仮に、相手がわざとメールを無視しているのだとして、それで終わってしまうような関係ならば、もともと本当の友人ではなかったということです。
ふだんからよく話し合い、認め合っている間柄ならば、メールの返事がこないからといって不安になることもありません。
「見捨てられる不安」は、また、「自分をないがしろにする人への怒り」でもあります。臆病とごう慢はつねに背中合わせです。
他人から尊重されないことよりも恥ずかしいのは、自分が他人を尊重できないことです。

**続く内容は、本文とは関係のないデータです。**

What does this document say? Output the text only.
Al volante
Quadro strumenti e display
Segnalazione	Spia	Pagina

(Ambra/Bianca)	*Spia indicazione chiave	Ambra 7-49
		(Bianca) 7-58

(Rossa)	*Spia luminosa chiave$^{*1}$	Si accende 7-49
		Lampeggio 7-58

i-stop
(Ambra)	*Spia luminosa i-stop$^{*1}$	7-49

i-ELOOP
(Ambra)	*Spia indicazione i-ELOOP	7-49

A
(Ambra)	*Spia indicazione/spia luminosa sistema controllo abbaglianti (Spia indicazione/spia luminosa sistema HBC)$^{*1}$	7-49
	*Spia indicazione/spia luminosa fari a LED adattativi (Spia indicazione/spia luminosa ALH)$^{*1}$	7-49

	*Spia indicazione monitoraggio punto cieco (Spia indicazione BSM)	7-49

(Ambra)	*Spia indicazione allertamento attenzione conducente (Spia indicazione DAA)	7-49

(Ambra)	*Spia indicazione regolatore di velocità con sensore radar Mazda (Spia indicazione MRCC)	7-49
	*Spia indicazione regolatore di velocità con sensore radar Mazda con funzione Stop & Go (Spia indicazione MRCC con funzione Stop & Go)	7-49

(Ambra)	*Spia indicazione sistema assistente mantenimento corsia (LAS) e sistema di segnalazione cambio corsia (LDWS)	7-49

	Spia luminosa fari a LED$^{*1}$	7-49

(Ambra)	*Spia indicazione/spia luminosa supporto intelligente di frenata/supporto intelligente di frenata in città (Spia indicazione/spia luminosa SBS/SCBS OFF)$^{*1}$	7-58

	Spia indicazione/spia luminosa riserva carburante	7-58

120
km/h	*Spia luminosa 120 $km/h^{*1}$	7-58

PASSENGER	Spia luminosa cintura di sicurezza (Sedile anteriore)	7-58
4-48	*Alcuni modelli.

自分の誇りにかけて、自分が他人を尊重しさえすればよい、という開き直りが大切です。
安心をえられないまま、無理に自分を変えようとしても、それができない自分への嫌悪感が深まってしまうだけです。
成長することばかりにとらわれるよりも、安全を脅かされる不安を取り除き、足場を固めることが先決です。
人間には本来、成長したいという抑えがたい欲求がありますので、安心さええられれば、悩むまでもなく成長へと向かうはずなのです。
失敗することの不安を打ち消す方法は、「絶対に失敗しない」という自信をつけることではなく、「失敗することもある」と現実を受け入れる余裕をもつことです。
けっして、愛する人に嫌われてもかまわない、家族を失っても悲しくない、などと感覚を麻痺させてごまかすということではありません。
たとえ何かを失っても、自分がそれを「大切に思う気持ち」だけは消えません。失ってもなお大切に思えてこそ、本当に大切にしているといえるのです。
大切なものを「失ったとき、どうするか」と考えることが、そのものと正面から向き合うことになります。
最終的に頼りになるのは、そういう自分の心もちだけなのです。